Même de grands artistes du chant lyrique n’ont (eu) aucune idée de comment ils « font » lors de la respiration. Comme cette phrase célèbre d’Adelina Patti, qui a dit « Qu’est-ce qu’un diaphragme? Je n’en ai jamais entendu parler dans ma carrière. ». Et c’est peu dire tellement cette soprano a eu une carrière extraordinaire commencée à l’âge de 7 ans, pendant plus de 50 ans, Verdi la considérant comme la meilleure cantatrice qu’il ait jamais entendue…

Bref. Le système respiratoire et la fonction sont extrêmement complexes, les interrelations musculaires et l’organisation dans un contexte phonatoire sont encore mal comprises de nos jours, même dans la communauté médicale et scientifique. 
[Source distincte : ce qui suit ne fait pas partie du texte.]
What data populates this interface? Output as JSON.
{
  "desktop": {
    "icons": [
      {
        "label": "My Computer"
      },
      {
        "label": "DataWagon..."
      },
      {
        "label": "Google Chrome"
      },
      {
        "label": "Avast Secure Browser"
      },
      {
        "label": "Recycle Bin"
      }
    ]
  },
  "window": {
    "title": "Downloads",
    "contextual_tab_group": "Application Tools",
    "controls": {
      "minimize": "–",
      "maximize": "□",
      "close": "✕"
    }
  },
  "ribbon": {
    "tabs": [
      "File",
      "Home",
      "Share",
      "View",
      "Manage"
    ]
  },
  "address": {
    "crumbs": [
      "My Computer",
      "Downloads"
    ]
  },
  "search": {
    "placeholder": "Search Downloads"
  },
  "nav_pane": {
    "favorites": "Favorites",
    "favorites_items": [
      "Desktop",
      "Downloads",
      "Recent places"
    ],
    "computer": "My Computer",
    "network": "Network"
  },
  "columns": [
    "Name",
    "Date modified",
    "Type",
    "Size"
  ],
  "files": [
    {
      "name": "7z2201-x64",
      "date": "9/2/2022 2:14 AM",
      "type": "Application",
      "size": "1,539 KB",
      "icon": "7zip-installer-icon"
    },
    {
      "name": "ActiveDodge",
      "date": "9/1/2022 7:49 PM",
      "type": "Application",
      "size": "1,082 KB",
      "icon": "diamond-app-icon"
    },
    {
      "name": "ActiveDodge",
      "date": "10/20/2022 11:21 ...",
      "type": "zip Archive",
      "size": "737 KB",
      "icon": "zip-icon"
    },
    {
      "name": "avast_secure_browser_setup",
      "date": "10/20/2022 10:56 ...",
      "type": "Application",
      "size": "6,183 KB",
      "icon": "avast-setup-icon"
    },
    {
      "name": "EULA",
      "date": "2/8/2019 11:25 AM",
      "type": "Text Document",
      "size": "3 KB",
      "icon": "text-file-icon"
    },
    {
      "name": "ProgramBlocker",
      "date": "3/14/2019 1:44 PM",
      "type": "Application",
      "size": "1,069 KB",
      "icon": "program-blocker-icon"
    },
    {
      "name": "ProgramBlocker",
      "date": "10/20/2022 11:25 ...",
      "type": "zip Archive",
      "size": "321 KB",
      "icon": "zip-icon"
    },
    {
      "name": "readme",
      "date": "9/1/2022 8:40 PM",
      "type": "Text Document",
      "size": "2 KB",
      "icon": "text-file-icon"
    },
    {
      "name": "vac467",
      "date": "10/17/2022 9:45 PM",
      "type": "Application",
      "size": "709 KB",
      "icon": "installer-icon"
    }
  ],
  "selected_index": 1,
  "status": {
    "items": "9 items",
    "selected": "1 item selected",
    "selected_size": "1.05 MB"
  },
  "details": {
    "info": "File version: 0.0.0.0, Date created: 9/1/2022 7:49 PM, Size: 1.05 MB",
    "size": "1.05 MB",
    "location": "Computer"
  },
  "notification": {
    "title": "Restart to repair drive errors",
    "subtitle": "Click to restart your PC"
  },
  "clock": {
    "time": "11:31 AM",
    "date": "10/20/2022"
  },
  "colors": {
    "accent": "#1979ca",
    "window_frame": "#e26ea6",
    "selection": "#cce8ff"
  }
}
L'appogio et les styles musicaux

La fonction respiratoire travaille en synergie avec d’autres dans la phonation. « Le contrôle de l’expiration » est un phénomène dans lequel nos cordes vocales ainsi que le conduit pharyngé-buccal (et/ou nasal) vont créer une résistance à l’écoulement de l’air. Cette résistance est établie en fonction de la tâche vocale dont l’intensité, la hauteur de la note, le mécanisme laryngé, le phonème, l’espace dans le pharynx et la bouche du fait de la position du voile du palais, de la langue, des lèvres et de la mâchoire, … ne sont que quelques éléments constitutifs qui me viennent à l’esprit.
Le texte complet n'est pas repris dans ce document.